By: Kimberly McCreight
Published by: HarperCollins
Release date: May 3, 2016
Genre: YA thriller
Source: hard copy kindly provided by publisher
I am generally a sci fi and fantasy reader, but once in a while it’s nice to take a break from that with a fun what-is-going-on-here thriller. The Outliers is a perfect choice for non-stop action and just a hint of sci fi.
I confess that, at one point, I didn’t think I was going to like this book. The main character, Wylie, suffers from crippling anxiety at the beginning of the book, and it’s developed into agoraphobia. A few pages into the book, she’s willing to not only leave her home, but she leaves with a boy she doesn’t trust or know very well, and her destination is unknown. Knowing enough about agoraphobia to know that that behavior is inconsistent with the condition, I was irritated. I pushed on, however, and am glad to report that this is eventually resolved and explained- as are a couple of other little quirks.
I am honestly impressed with how well the author keeps track of all of the lies she tells the reader in this book. Misdirection is the name of the game, and McCreight admirably ties up all of the loose ends. All except that last one, which feels very much like a season finale cliffhanger of one of my favorite television series. Speaking of . . . this really would be a great premise for a television show. Someone should take note.
Because much of the plot is based on deception, it’s really difficult to write much about the plot without giving away spoilers. At one point you will feel like this is a book about a girl battling a mental illness. At another you will feel like it’s a cautionary tale about teens gone wild. It also sometimes-might be a plot-driven tale of a kidnapping. It’s all of these things, and more.
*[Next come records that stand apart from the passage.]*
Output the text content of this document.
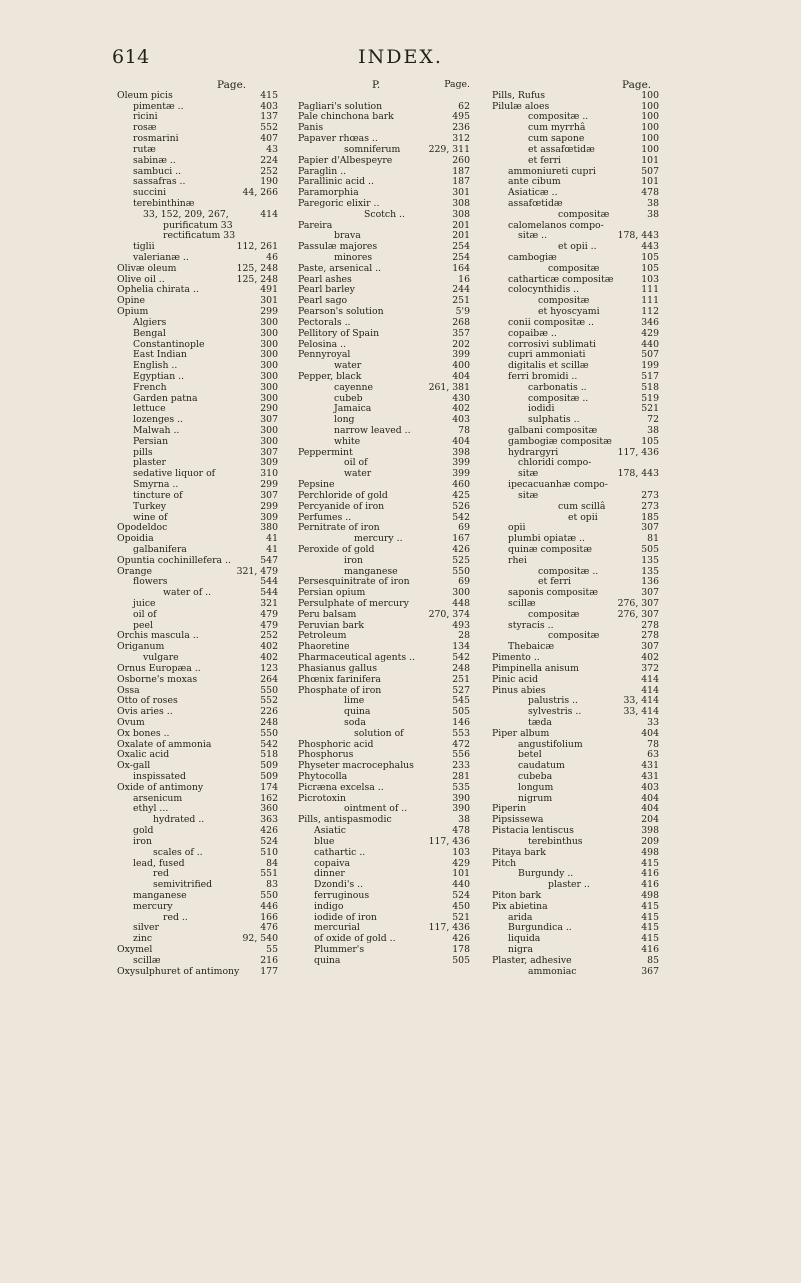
INDEX.
614
Page.
Oleum picis	415
pimentæ ..	403
ricini	137
rosæ	552
rosmarini	407
rutæ	43
sabinæ ..	224
sambuci ..	252
sassafras ..	190
succini	44, 266
terebinthinæ
33, 152, 209, 267,	414
purificatum 33
rectificatum 33
tiglii	112, 261
valerianæ ..	46
Olivæ oleum	125, 248
Olive oil ..	125, 248
Ophelia chirata ..	491
Opine	301
Opium	299
Algiers	300
Bengal	300
Constantinople	300
East Indian	300
English ..	300
Egyptian ..	300
French	300
Garden patna	300
lettuce	290
lozenges ..	307
Malwah ..	300
Persian	300
pills	307
plaster	309
sedative liquor of	310
Smyrna ..	299
tincture of	307
Turkey	299
wine of	309
Opodeldoc	380
Opoidia	41
galbanifera	41
Opuntia cochinillefera ..	547
Orange	321, 479
flowers	544
water of ..	544
juice	321
oil of	479
peel	479
Orchis mascula ..	252
Origanum	402
vulgare	402
Ornus Europæa ..	123
Osborne's moxas	264
Ossa	550
Otto of roses	552
Ovis aries ..	226
Ovum	248
Ox bones ..	550
Oxalate of ammonia	542
Oxalic acid	518
Ox-gall	509
inspissated	509
Oxide of antimony	174
arsenicum	162
ethyl ...	360
hydrated ..	363
gold	426
iron	524
scales of ..	510
lead, fused	84
red	551
semivitrified	83
manganese	550
mercury	446
red ..	166
silver	476
zinc	92, 540
Oxymel	55
scillæ	216
Oxysulphuret of antimony 177
P.	Page.
Pagliari's solution	62
Pale chinchona bark	495
Panis	236
Papaver rhœas ..	312
somniferum	229, 311
Papier d'Albespeyre	260
Paraglin ..	187
Parallinic acid ..	187
Paramorphia	301
Paregoric elixir ..	308
Scotch ..	308
Pareira	201
brava	201
Passulæ majores	254
minores	254
Paste, arsenical ..	164
Pearl ashes	16
Pearl barley	244
Pearl sago	251
Pearson's solution	5'9
Pectorals ..	268
Pellitory of Spain	357
Pelosina ..	202
Pennyroyal	399
water	400
Pepper, black	404
cayenne	261, 381
cubeb	430
Jamaica	402
long	403
narrow leaved ..	78
white	404
Peppermint	398
oil of	399
water	399
Pepsine	460
Perchloride of gold	425
Percyanide of iron	526
Perfumes ..	542
Pernitrate of iron	69
mercury ..	167
Peroxide of gold	426
iron	525
manganese	550
Persesquinitrate of iron	69
Persian opium	300
Persulphate of mercury	448
Peru balsam	270, 374
Peruvian bark	493
Petroleum	28
Phaoretine	134
Pharmaceutical agents ..	542
Phasianus gallus	248
Phœnix farinifera	251
Phosphate of iron	527
lime	545
quina	505
soda	146
solution of	553
Phosphoric acid	472
Phosphorus	556
Physeter macrocephalus	233
Phytocolla	281
Picræna excelsa ..	535
Picrotoxin	390
ointment of ..	390
Pills, antispasmodic	38
Asiatic	478
blue	117, 436
cathartic ..	103
copaiva	429
dinner	101
Dzondi's ..	440
ferruginous	524
indigo	450
iodide of iron	521
mercurial	117, 436
of oxide of gold ..	426
Plummer's	178
quina	505
Page.
Pills, Rufus	100
Pilulæ aloes	100
compositæ ..	100
cum myrrhâ	100
cum sapone	100
et assafœtidæ	100
et ferri	101
ammoniureti cupri	507
ante cibum	101
Asiaticæ ..	478
assafœtidæ	38
compositæ	38
calomelanos compo-
sitæ ..	178, 443
et opii ..	443
cambogiæ	105
compositæ	105
catharticæ compositæ	103
colocynthidis ..	111
compositæ	111
et hyoscyami	112
conii compositæ ..	346
copaibæ ..	429
corrosivi sublimati	440
cupri ammoniati	507
digitalis et scillæ	199
ferri bromidi ..	517
carbonatis ..	518
compositæ ..	519
iodidi	521
sulphatis ..	72
galbani compositæ	38
gambogiæ compositæ	105
hydrargyri	117, 436
chloridi compo-
sitæ	178, 443
ipecacuanhæ compo-
sitæ	273
cum scillâ	273
et opii	185
opii	307
plumbi opiatæ ..	81
quinæ compositæ	505
rhei	135
compositæ ..	135
et ferri	136
saponis compositæ	307
scillæ	276, 307
compositæ	276, 307
styracis ..	278
compositæ	278
Thebaicæ	307
Pimento ..	402
Pimpinella anisum	372
Pinic acid	414
Pinus abies	414
palustris ..	33, 414
sylvestris ..	33, 414
tæda	33
Piper album	404
angustifolium	78
betel	63
caudatum	431
cubeba	431
longum	403
nigrum	404
Piperin	404
Pipsissewa	204
Pistacia lentiscus	398
terebinthus	209
Pitaya bark	498
Pitch	415
Burgundy ..	416
plaster ..	416
Piton bark	498
Pix abietina	415
arida	415
Burgundica ..	415
liquida	415
nigra	416
Plaster, adhesive	85
ammoniac	367
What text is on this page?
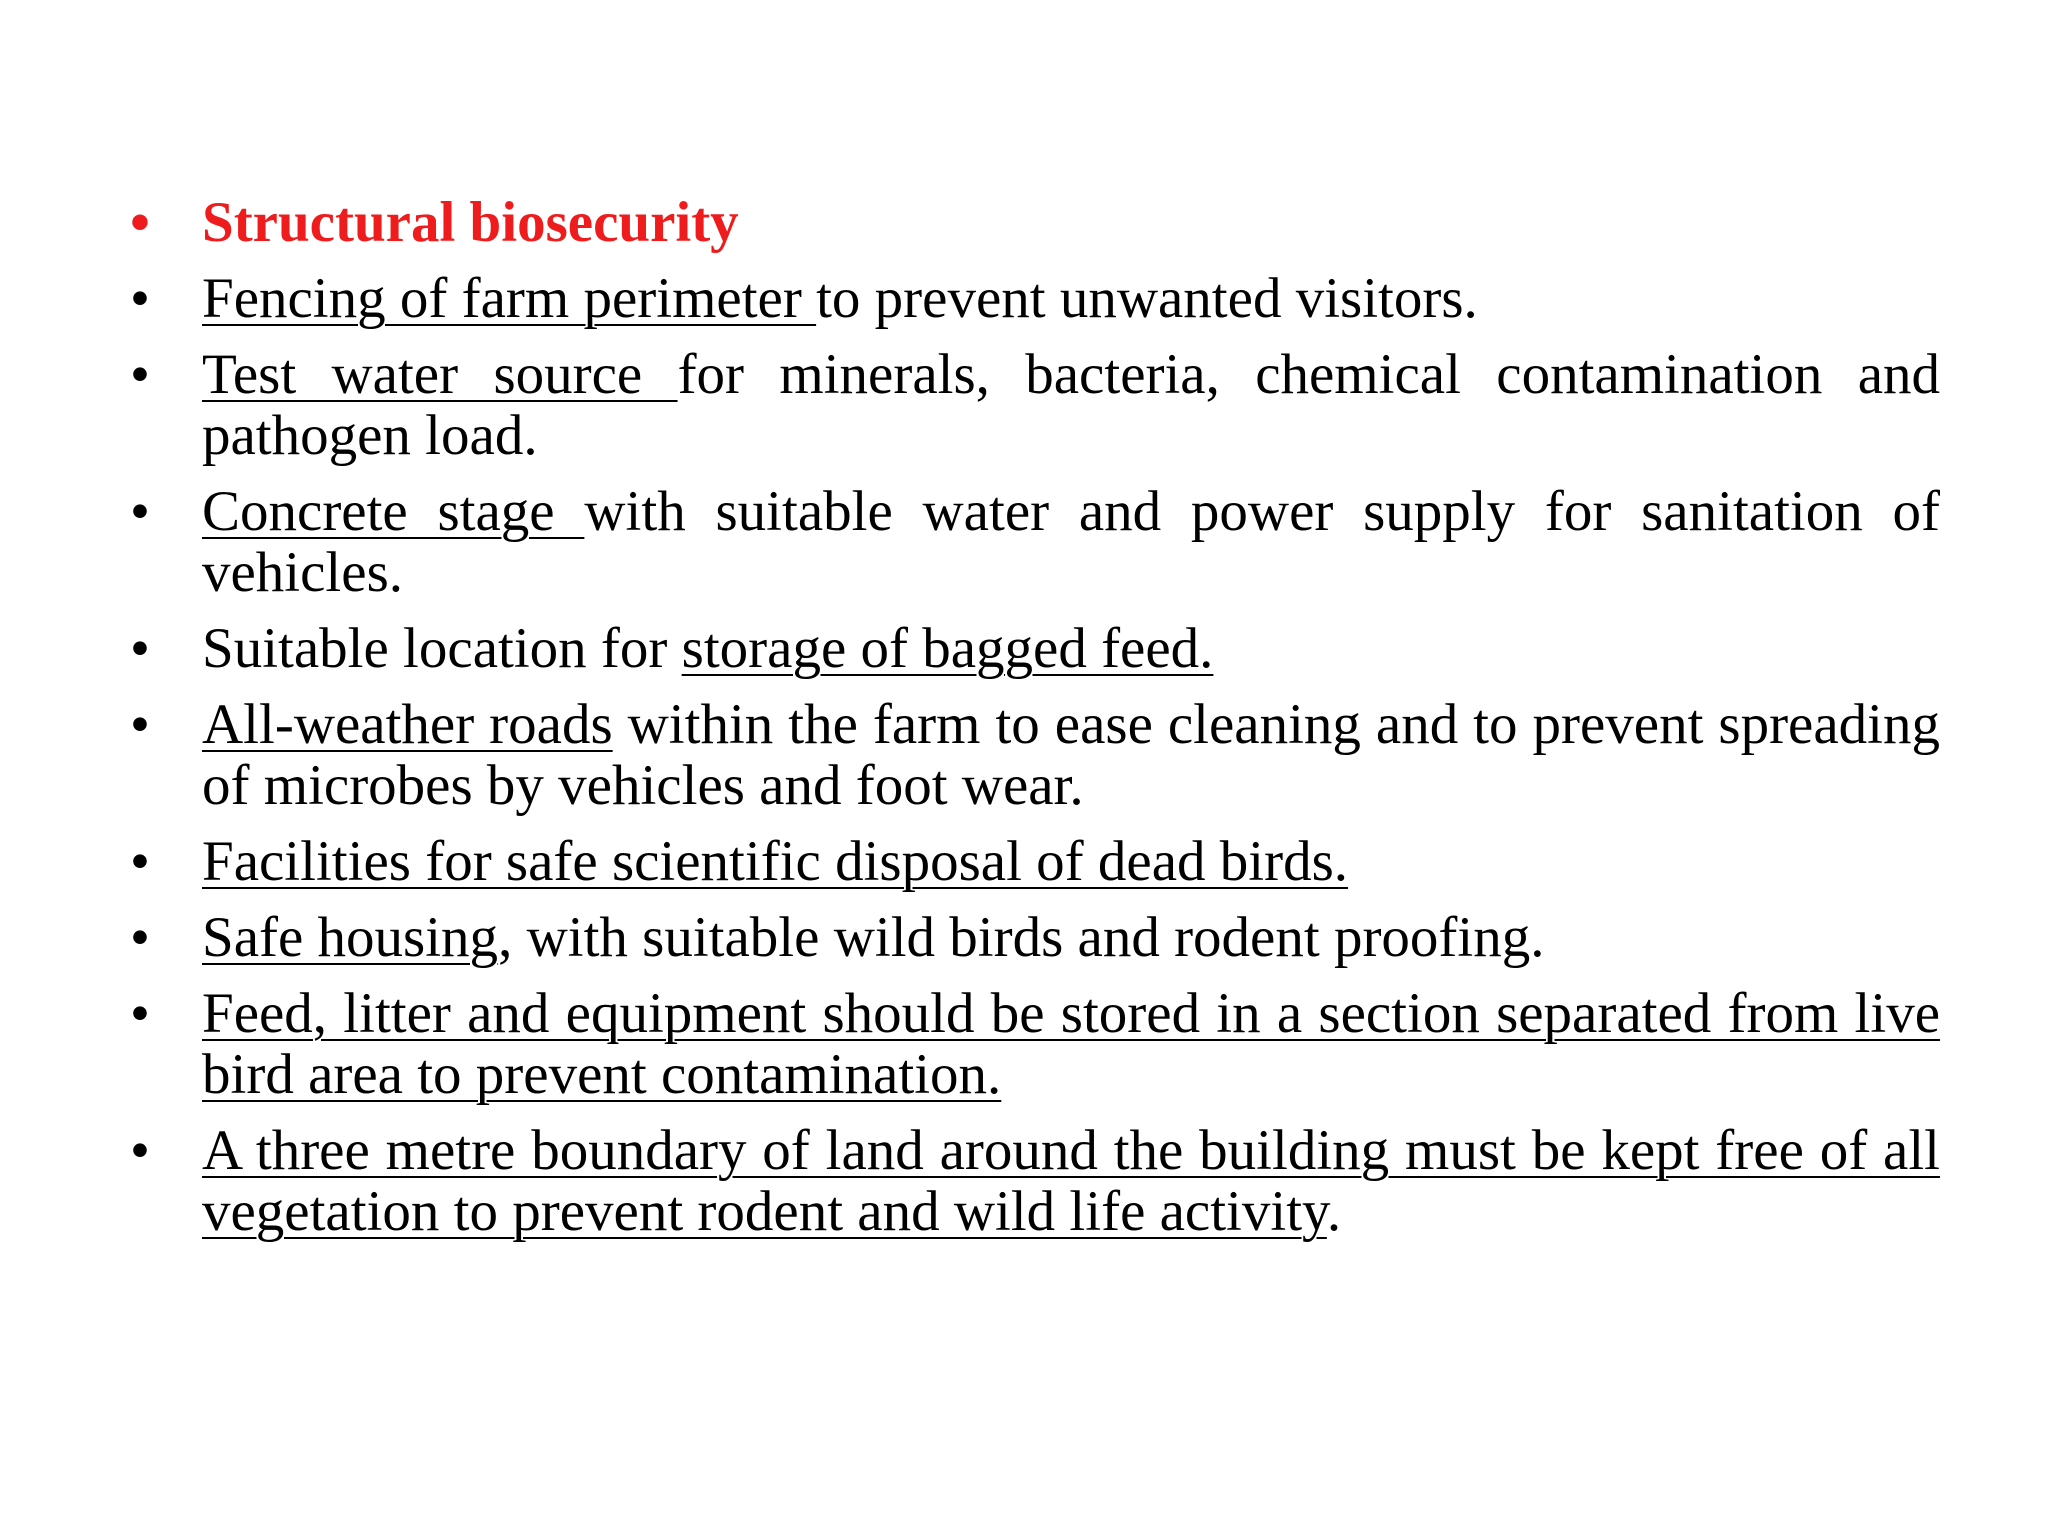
• Structural biosecurity
• Fencing of farm perimeter to prevent unwanted visitors.
• Test water source for minerals, bacteria, chemical contamination and pathogen load.
• Concrete stage with suitable water and power supply for sanitation of vehicles.
• Suitable location for storage of bagged feed.
• All-weather roads within the farm to ease cleaning and to prevent spreading of microbes by vehicles and foot wear.
• Facilities for safe scientific disposal of dead birds.
• Safe housing, with suitable wild birds and rodent proofing.
• Feed, litter and equipment should be stored in a section separated from live bird area to prevent contamination.
• A three metre boundary of land around the building must be kept free of all vegetation to prevent rodent and wild life activity.
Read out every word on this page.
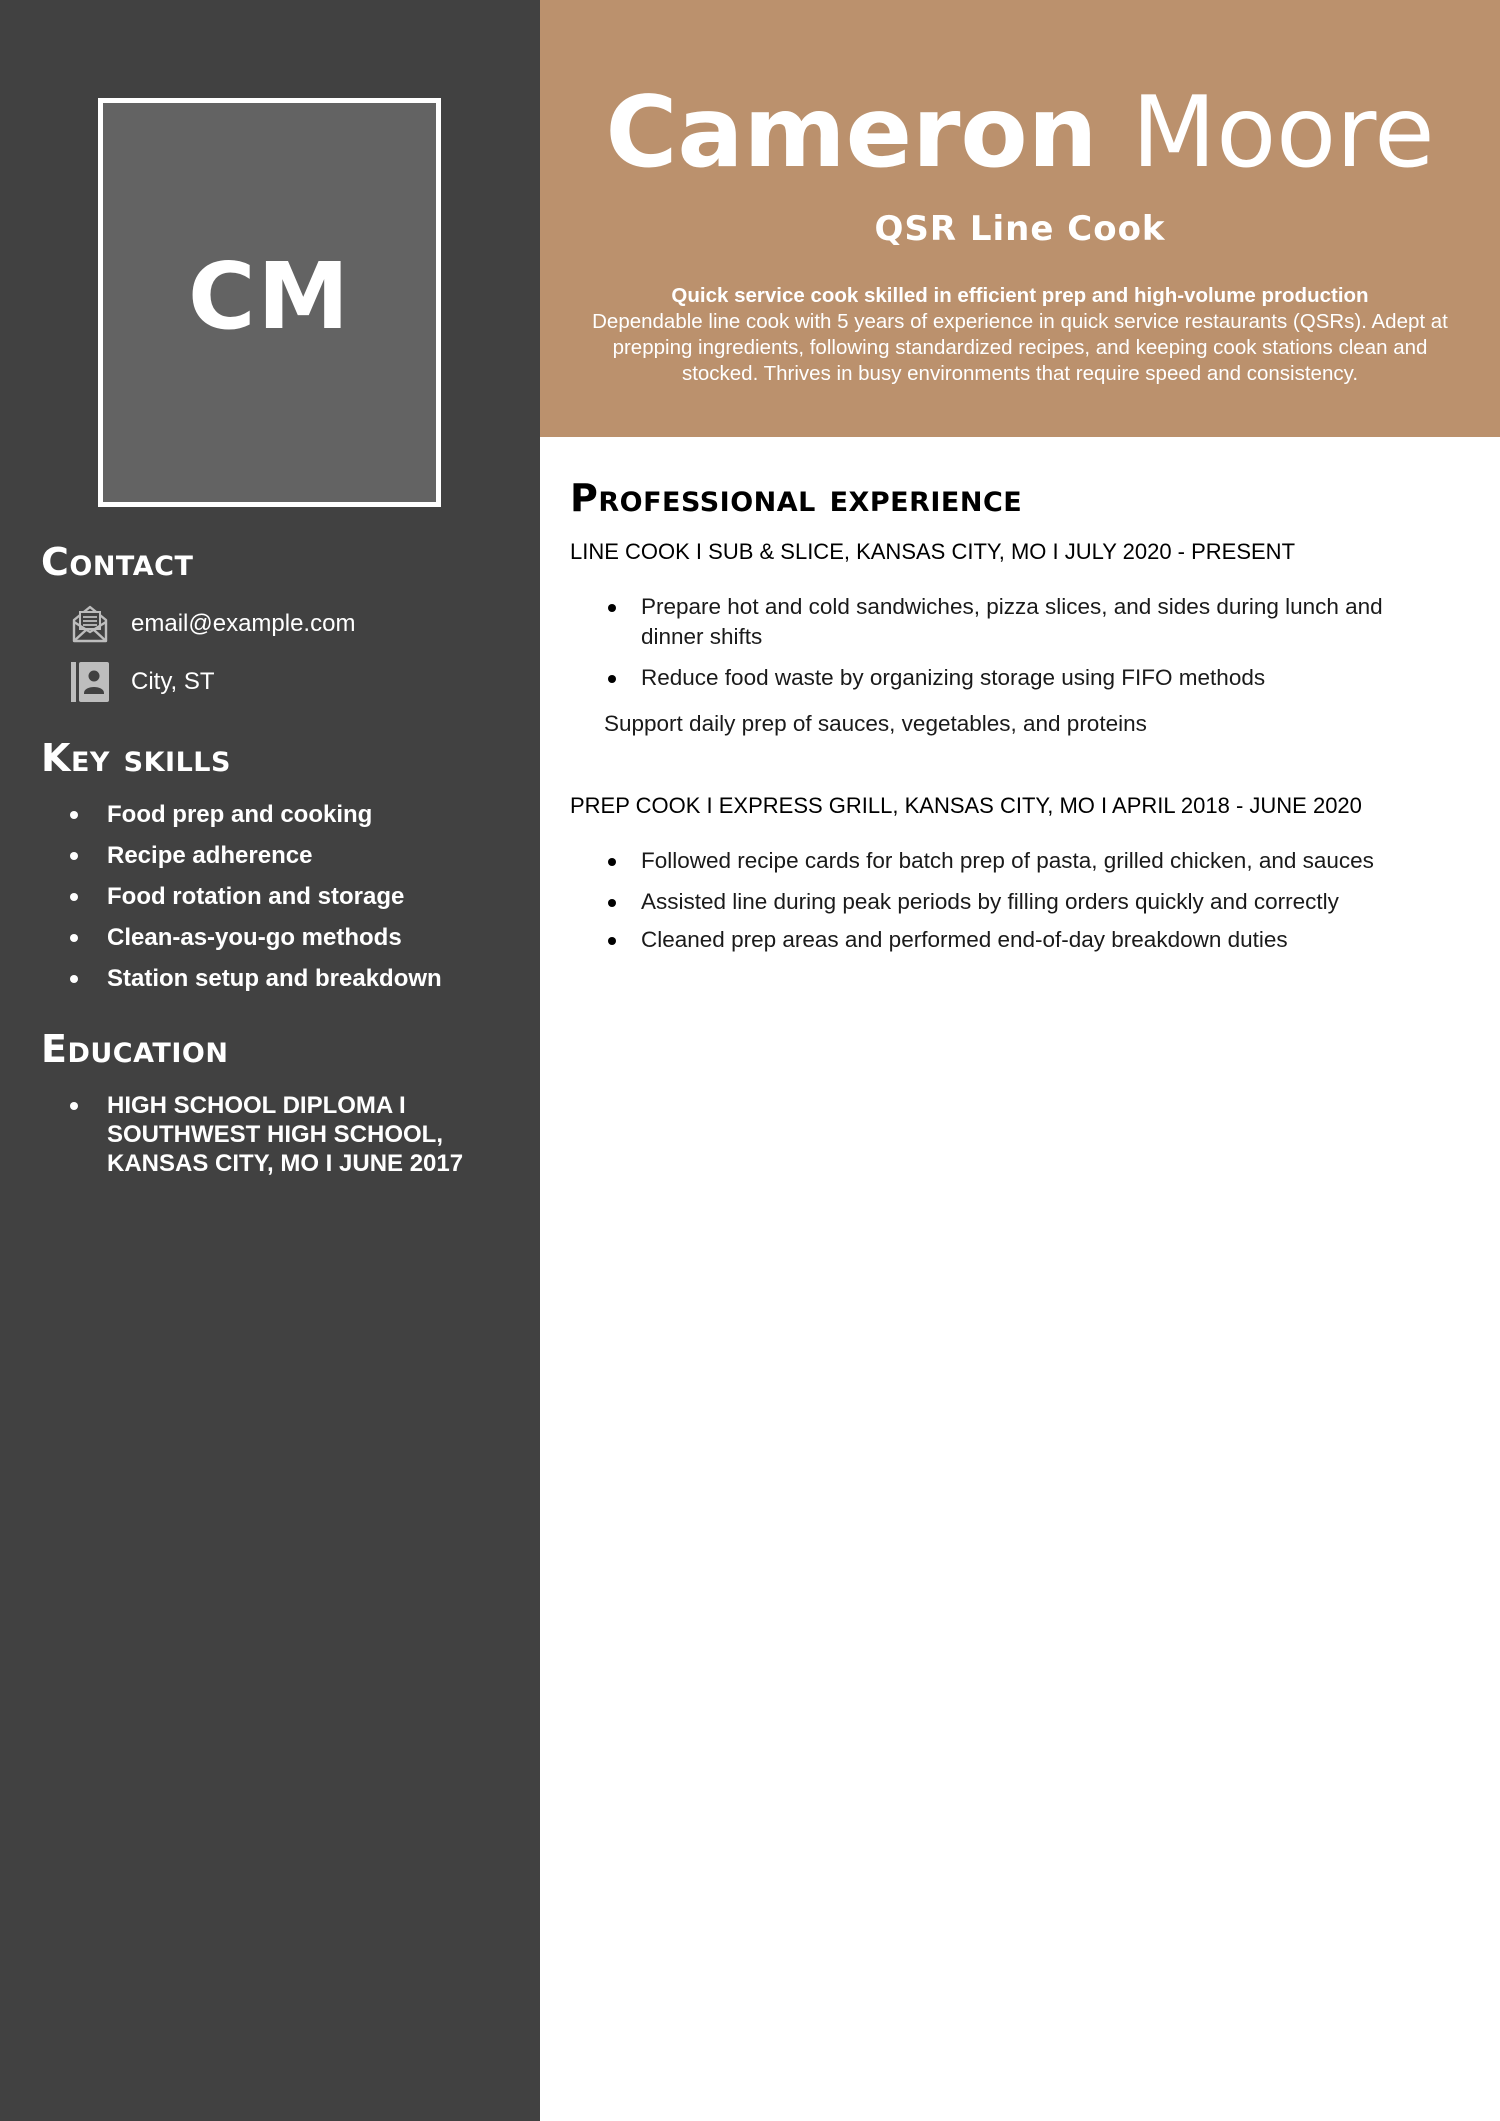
CM
Contact
email@example.com
City, ST
Key skills
Food prep and cooking
Recipe adherence
Food rotation and storage
Clean-as-you-go methods
Station setup and breakdown
Education
HIGH SCHOOL DIPLOMA I SOUTHWEST HIGH SCHOOL, KANSAS CITY, MO I JUNE 2017
Cameron Moore
QSR Line Cook
Quick service cook skilled in efficient prep and high-volume production
Dependable line cook with 5 years of experience in quick service restaurants (QSRs). Adept at prepping ingredients, following standardized recipes, and keeping cook stations clean and stocked. Thrives in busy environments that require speed and consistency.
Professional experience
LINE COOK I SUB & SLICE, KANSAS CITY, MO I JULY 2020 - PRESENT
Prepare hot and cold sandwiches, pizza slices, and sides during lunch and dinner shifts
Reduce food waste by organizing storage using FIFO methods
Support daily prep of sauces, vegetables, and proteins
PREP COOK I EXPRESS GRILL, KANSAS CITY, MO I APRIL 2018 - JUNE 2020
Followed recipe cards for batch prep of pasta, grilled chicken, and sauces
Assisted line during peak periods by filling orders quickly and correctly
Cleaned prep areas and performed end-of-day breakdown duties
It’s also obviously just the tip of the iceberg. The last two pages will have you tearing your hair out, dying for a sequel- because at the conclusion of this volume, it’s only just begun to get to the good part. A lot of discovery work has been done, and it seems that the real adventure is about to begin.
There may be a point at which you feel that the book is dragging, and you’re ready to put it down. Don’t. Just don’t, because if you do, you will miss one of the best final sequences I’ve read this year.
It all starts with a text: Please, Wylie, I need your help.
Wylie hasn’t heard from Cassie in over a week, not since their last fight. But that doesn’t matter. Cassie’s in trouble, so Wylie decides to do what she has done so many times before: save her best friend from herself.
This time it’s different, though. Instead of telling Wylie where she is, Cassie sends cryptic clues. And instead of having Wylie come by herself, Jasper shows up saying Cassie sent him to help. Trusting the guy who sent Cassie off the rails doesn’t feel right, but Wylie has no choice: she has to ignore her gut instinct and go with him.
But figuring out where Cassie is goes from difficult to dangerous, fast. As Wylie and Jasper head farther and farther north into the dense woods of Maine, Wylie struggles to control her growing sense that something is really wrong. What isn’t Cassie telling them? And could finding her be only the beginning?